Конкурс предлагает поразмышлять о том, как вдохнуть новую жизнь в руины древних монастырей и других сакральных сооружений, сделать так, чтобы в их стенах вновь кипела культурная жизнь. В качестве объекта для проектирования выступает монастырь Келлс в Ирландии.
Источник: youngarchitectscompetitions.com
пресс-релиз:
Beams of light are sculpted by a thick atmosphere dense with the vapor of candles and spirals of perfumed incense. The metallic and faint jingle of silver incense burners, long and peaceful days marked by the tolling of bells and Gregorian melismata.
It has been over a millennium since the religious zeal animated Europe after the fall of the Roman Empire. Centuries of history have passed since the age of cathedrals. Many of them are ruins now but nevertheless do not constitute less magnificent and meaningful architectures. The gothic cathedral is one of the most powerful archetypes for contemporary humanity- especially when in ruins.
Whoever observes them cannot help but feeling a romantic and nostalgic sentiment, evoking a remote, passed and too often oblivious image of monasteries and cathedrals, which used to be places for art and innovation.
The ruins we admire today are in fact the product of artists, creative talents and visionaries called to God’s cause to use the best of human technology to celebrate the mystery, generate places where the cultural and artistic elite of the time could meet and express itself.
How did men-at-arms, farriers, peasants and blacksmiths feel looking at the huge stone and colored-glass architectures where men of God used to make medical remedies, meditate the Scriptures and act as message bearers of the knowledge of previous centuries?
Can ancient cathedrals reclaim their role at the heart of contemporary culture?
Can ancient cathedrals reclaim their role at the heart of contemporary culture?

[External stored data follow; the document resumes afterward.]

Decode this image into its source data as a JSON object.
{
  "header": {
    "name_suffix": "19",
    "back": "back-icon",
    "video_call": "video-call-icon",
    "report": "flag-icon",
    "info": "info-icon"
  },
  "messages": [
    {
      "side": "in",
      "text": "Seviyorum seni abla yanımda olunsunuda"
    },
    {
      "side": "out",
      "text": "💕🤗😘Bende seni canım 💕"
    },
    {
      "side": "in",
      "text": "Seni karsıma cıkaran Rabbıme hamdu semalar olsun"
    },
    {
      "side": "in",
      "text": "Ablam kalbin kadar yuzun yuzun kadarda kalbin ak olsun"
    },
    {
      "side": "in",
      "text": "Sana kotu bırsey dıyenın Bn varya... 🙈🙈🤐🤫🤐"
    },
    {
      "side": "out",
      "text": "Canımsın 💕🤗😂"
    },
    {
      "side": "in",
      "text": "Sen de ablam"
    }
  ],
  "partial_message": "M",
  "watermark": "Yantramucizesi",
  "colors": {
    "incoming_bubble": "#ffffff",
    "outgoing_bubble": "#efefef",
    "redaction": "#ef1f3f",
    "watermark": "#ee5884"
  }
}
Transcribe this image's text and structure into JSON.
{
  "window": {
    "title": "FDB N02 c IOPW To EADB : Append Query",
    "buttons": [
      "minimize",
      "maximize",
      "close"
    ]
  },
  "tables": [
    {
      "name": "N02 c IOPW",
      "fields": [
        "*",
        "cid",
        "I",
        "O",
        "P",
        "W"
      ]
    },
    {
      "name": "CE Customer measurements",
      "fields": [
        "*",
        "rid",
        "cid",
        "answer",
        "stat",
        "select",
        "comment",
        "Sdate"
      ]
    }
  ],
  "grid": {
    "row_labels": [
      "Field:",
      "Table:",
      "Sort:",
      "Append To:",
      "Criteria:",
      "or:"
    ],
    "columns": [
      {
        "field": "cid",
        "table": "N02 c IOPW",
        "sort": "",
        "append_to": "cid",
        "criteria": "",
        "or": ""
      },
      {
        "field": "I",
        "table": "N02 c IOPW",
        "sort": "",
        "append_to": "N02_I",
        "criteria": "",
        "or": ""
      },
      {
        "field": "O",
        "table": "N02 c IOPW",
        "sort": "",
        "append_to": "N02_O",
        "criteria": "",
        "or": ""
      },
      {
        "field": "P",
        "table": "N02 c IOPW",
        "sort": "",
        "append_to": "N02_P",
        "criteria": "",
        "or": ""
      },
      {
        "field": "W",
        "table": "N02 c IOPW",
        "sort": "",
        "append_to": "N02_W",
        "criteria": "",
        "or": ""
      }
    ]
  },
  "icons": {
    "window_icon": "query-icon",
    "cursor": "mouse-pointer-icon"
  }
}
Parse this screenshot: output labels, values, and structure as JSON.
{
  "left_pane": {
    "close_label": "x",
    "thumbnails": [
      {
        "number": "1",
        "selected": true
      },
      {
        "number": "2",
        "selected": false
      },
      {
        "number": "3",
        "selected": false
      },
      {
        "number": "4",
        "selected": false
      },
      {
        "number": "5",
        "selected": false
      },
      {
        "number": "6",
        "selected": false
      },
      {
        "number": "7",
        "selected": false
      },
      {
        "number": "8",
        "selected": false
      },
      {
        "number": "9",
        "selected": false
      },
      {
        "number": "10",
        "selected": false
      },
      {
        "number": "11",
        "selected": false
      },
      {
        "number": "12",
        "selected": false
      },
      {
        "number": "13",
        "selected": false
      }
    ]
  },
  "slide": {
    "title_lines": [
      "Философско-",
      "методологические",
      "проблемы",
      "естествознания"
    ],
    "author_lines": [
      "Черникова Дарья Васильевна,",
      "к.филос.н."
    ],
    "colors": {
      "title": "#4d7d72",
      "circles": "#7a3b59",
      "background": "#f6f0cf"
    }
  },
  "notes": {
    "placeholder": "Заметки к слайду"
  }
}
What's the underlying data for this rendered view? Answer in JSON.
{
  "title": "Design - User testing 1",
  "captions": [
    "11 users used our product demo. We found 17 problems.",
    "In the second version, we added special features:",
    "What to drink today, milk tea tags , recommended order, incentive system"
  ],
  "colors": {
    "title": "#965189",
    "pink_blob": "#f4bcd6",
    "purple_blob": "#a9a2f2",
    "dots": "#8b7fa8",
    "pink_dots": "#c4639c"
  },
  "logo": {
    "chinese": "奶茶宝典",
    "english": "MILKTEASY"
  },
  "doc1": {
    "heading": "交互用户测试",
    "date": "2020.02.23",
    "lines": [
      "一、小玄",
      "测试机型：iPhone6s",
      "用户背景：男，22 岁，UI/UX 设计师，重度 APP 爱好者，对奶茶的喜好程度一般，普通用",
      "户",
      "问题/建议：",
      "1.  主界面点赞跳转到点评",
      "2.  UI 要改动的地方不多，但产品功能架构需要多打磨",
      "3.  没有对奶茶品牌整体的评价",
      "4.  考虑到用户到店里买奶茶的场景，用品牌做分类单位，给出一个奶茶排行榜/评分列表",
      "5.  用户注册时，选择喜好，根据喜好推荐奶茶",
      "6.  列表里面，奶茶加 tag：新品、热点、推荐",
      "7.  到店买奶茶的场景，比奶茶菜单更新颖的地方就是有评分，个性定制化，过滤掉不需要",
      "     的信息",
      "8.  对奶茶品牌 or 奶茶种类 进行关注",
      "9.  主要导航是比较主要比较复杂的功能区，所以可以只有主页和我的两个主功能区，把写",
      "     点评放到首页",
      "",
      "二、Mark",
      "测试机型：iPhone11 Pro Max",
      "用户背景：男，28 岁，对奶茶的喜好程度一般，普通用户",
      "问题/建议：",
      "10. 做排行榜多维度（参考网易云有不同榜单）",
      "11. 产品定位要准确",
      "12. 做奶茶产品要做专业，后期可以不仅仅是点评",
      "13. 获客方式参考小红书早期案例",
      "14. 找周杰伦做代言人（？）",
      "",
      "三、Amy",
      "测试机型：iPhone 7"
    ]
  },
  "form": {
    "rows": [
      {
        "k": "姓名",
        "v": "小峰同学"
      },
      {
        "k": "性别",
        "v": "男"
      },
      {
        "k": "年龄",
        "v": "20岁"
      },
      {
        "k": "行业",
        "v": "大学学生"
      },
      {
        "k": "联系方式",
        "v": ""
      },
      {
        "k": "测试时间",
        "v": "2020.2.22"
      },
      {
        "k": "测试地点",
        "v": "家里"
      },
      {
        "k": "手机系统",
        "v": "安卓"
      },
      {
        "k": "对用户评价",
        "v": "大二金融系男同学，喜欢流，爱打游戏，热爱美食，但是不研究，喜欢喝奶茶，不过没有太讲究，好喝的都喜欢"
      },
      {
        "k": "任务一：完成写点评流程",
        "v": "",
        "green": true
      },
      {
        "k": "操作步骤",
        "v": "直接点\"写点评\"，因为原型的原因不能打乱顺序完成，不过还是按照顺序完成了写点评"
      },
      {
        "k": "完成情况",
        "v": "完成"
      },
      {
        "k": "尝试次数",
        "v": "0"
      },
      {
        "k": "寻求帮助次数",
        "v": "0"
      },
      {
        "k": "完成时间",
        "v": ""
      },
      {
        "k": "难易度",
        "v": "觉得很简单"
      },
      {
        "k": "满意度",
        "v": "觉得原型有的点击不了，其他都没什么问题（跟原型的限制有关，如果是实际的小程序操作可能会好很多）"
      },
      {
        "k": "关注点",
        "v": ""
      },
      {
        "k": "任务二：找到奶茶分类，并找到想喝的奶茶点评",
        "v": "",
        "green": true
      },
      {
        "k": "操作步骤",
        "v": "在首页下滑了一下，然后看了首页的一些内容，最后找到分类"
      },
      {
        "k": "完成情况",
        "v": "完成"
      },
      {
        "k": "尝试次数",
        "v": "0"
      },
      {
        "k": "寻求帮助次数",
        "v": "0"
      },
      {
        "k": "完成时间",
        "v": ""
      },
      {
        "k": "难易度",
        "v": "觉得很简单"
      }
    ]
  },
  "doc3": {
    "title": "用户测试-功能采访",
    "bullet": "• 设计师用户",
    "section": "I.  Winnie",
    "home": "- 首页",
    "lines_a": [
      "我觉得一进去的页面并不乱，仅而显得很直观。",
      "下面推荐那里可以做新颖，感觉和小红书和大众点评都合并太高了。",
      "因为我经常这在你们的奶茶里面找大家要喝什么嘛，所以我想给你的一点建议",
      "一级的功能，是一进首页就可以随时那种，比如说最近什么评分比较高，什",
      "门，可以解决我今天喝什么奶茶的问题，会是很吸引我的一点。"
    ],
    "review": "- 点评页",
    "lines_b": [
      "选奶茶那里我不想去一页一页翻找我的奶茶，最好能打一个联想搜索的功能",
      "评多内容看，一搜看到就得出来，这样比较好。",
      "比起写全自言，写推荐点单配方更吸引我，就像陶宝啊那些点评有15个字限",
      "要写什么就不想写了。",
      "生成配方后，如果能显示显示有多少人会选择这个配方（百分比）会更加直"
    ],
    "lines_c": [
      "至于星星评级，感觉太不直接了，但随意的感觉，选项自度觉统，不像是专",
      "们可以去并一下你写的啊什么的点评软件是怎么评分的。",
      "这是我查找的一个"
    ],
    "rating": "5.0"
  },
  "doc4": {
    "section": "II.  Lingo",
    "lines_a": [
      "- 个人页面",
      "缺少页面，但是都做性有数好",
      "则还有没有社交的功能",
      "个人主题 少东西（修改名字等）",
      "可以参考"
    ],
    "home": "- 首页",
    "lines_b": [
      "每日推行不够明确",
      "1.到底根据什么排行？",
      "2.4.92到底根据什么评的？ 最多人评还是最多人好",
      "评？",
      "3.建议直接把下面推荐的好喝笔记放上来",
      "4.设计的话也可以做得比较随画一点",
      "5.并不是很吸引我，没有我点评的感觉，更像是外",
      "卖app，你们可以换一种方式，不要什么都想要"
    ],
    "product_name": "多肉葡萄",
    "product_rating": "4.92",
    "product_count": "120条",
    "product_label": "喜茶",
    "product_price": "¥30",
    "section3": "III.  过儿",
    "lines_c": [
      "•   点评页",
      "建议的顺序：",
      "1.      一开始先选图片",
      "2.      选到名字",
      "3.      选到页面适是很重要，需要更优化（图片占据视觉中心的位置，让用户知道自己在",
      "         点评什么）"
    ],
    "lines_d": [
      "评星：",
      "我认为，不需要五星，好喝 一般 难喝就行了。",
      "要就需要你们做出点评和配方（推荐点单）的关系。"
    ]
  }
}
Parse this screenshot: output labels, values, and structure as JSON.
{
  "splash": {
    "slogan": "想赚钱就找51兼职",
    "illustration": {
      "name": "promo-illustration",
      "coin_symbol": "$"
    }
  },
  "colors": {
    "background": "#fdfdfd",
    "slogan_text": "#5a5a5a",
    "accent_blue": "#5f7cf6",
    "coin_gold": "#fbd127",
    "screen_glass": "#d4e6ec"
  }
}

This is the question on which Art Cathedral lays its foundation. This competition invites architects to rethink ancient sacred architectures as places where contemporary cultural innovation can be hosted again. Reflecting on the future of Kells Priory, architects will have the opportunity to describe sublime places, spaces of tradition and innovation, spaces of contrast between the ancient and the contemporary. Places that can inspire art, culture and debate to become centers of performative experimentations where to contribute – today- to write the thinking of tomorrow.
Reconsecrated to art- through architecture- ancient cathedrals will be the center of contemporary society again in order to host the initiative of artists that ultimately is and will be one of the main ways to investigate the unspoken, the unexpressed and- why not?- the divine.